Bagi Aris dan Rio, sepeda ini bukan sekadar alat transportasi. Sepeda ini adalah simbol mimpi mereka untuk memenangkan lomba balap sepeda hias tahunan di desa mereka. Hadiahnya memang tidak seberapa, hanya sebuah piala bergilir dan beberapa bingkisan. Namun, gengsi dan kebanggaan bisa mengalahkan tim "Elang Hitam" yang selalu menang tiga tahun berturut-turut, itu yang utama.
"Kita harus menang kali ini, Yo. Biar mereka tahu kalau kerja keras itu bisa ngalahin sepeda impor mereka," kata Aris.
Rio tertawa. "Setuju! Sepeda tua kita ini akan jadi juara sejati."
Hari-hari berikutnya dihabiskan dengan kerja keras. Tak jarang tangan mereka lecet terkena oli, atau baju mereka kotor penuh debu. Mereka belajar memperbaiki rem yang macet, mengganti jeruji yang patah, dan mengecat ulang rangka sepeda dengan warna biru cerah. Mereka juga mulai berlatih setiap sore, menyusuri jalan setapak di pinggiran sawah.
Saat hari perlombaan tiba, desa terlihat meriah. Tim Elang Hitam, dengan sepeda gunung yang mengkilap dan perlengkapan lengkap, menatap remeh sepeda biru milik Aris dan Rio yang terlihat sederhana.
"Yakin sepeda butut itu bisa jalan, Ris?" ledek salah satu anggota Elang Hitam.
Aris hanya tersenyum tenang. "Kita lihat saja nanti."
Bunyi peluit start terdengar nyaring. Semua peserta langsung mengayuh sekuat tenaga. Di tikungan pertama, Aris dan Rio sempat tertinggal. Namun, Aris yang sudah hafal setiap jengkal jalan setapak itu, berhasil mengambil jalur pintas yang lebih cepat.
Di tengah perjalanan, tantangan datang.
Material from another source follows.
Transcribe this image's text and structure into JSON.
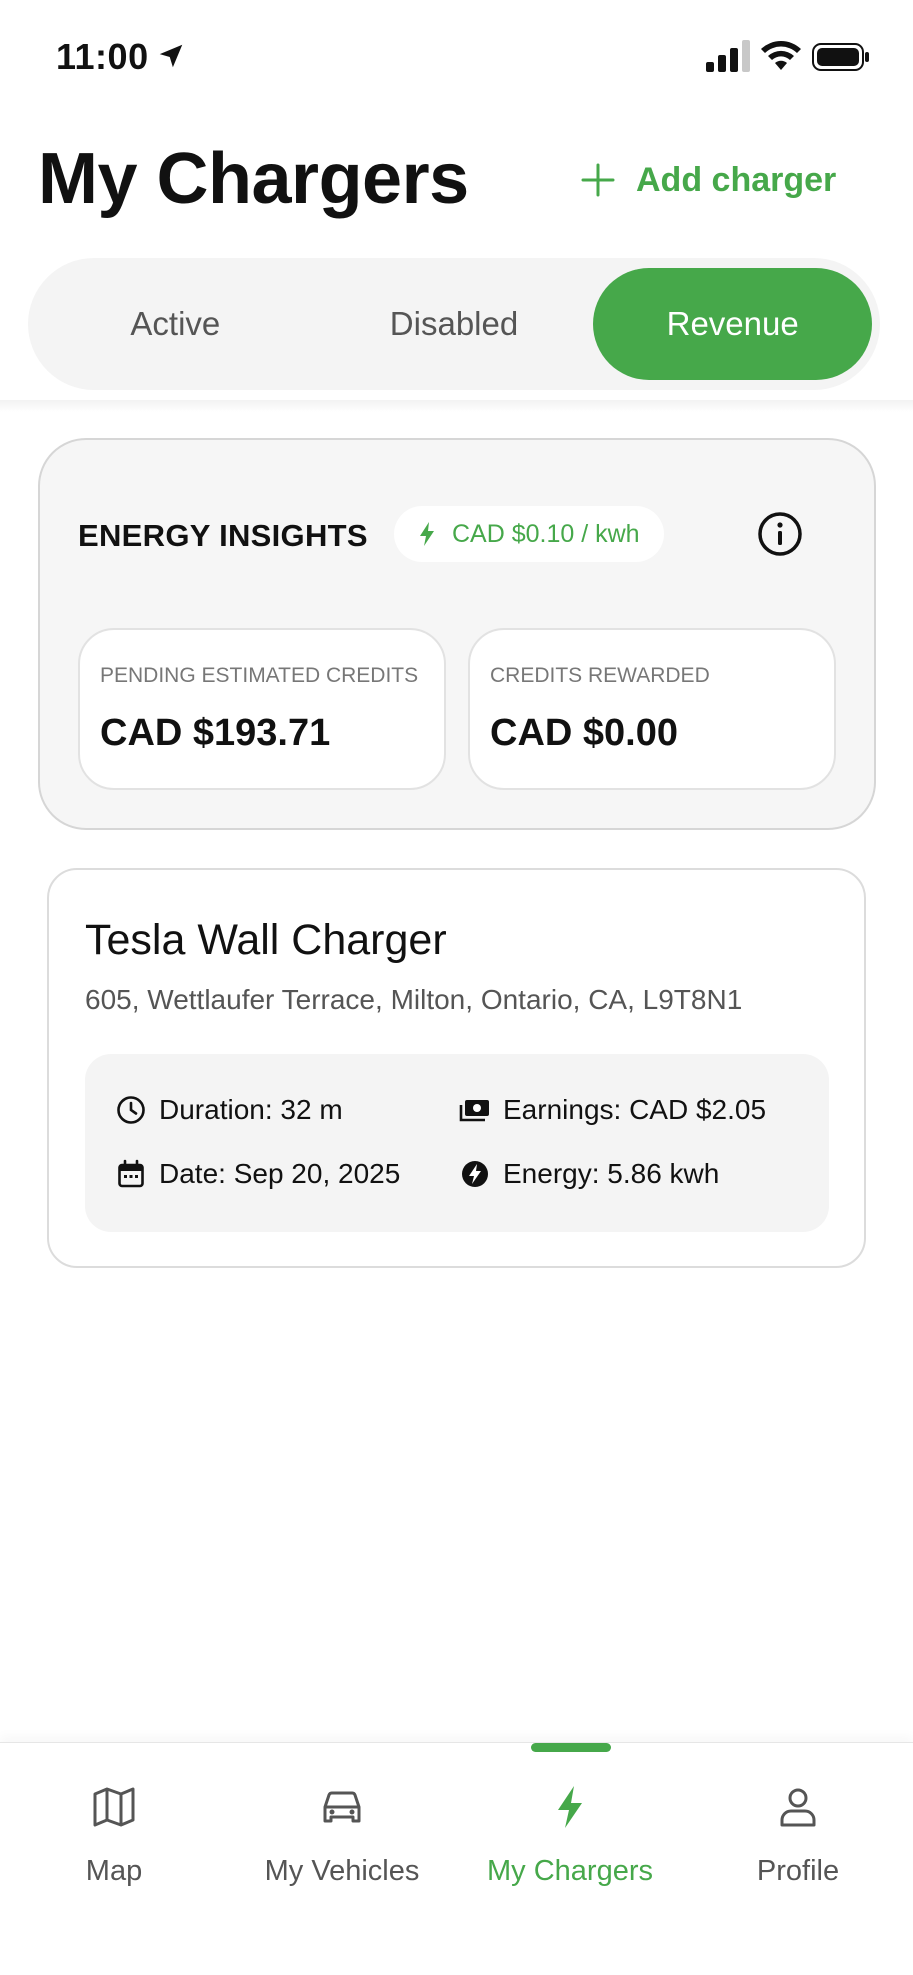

Roda depan sepeda mereka sempat oleng karena menghantam lubang tersembunyi. Rio hampir terjatuh, tapi Aris berhasil menjaga keseimbangan. Mereka tidak menyerah. Dengan sisa tenaga, mereka mengayuh lebih cepat lagi, menyalip satu per satu peserta di depan mereka.
Garis finis sudah di depan mata. Tim Elang Hitam sudah jauh di depan. Namun, karena terlalu sombong dan mengebut di turunan, salah satu dari mereka malah terjatuh. Kesempatan emas! Aris dan Rio memanfaatkan momen itu. Dengan sorakan semangat dari warga desa, mereka melaju kencang dan...
Priiit!
Mereka berhasil menyentuh garis finis di posisi pertama!
Warga bersorak menyambut kemenangan mereka. Aris dan Rio berpelukan, wajah mereka belepotan oli dan keringat, tapi mata mereka berbinar bahagia. Mereka berhasil membuktikan bahwa dengan kerja keras, semangat pantang menyerah, dan persahabatan yang kuat, mereka bisa meraih impian mereka, meskipun hanya dengan "Harmoni di Atas Roda", sepeda tua yang penuh kenangan dan perjuangan.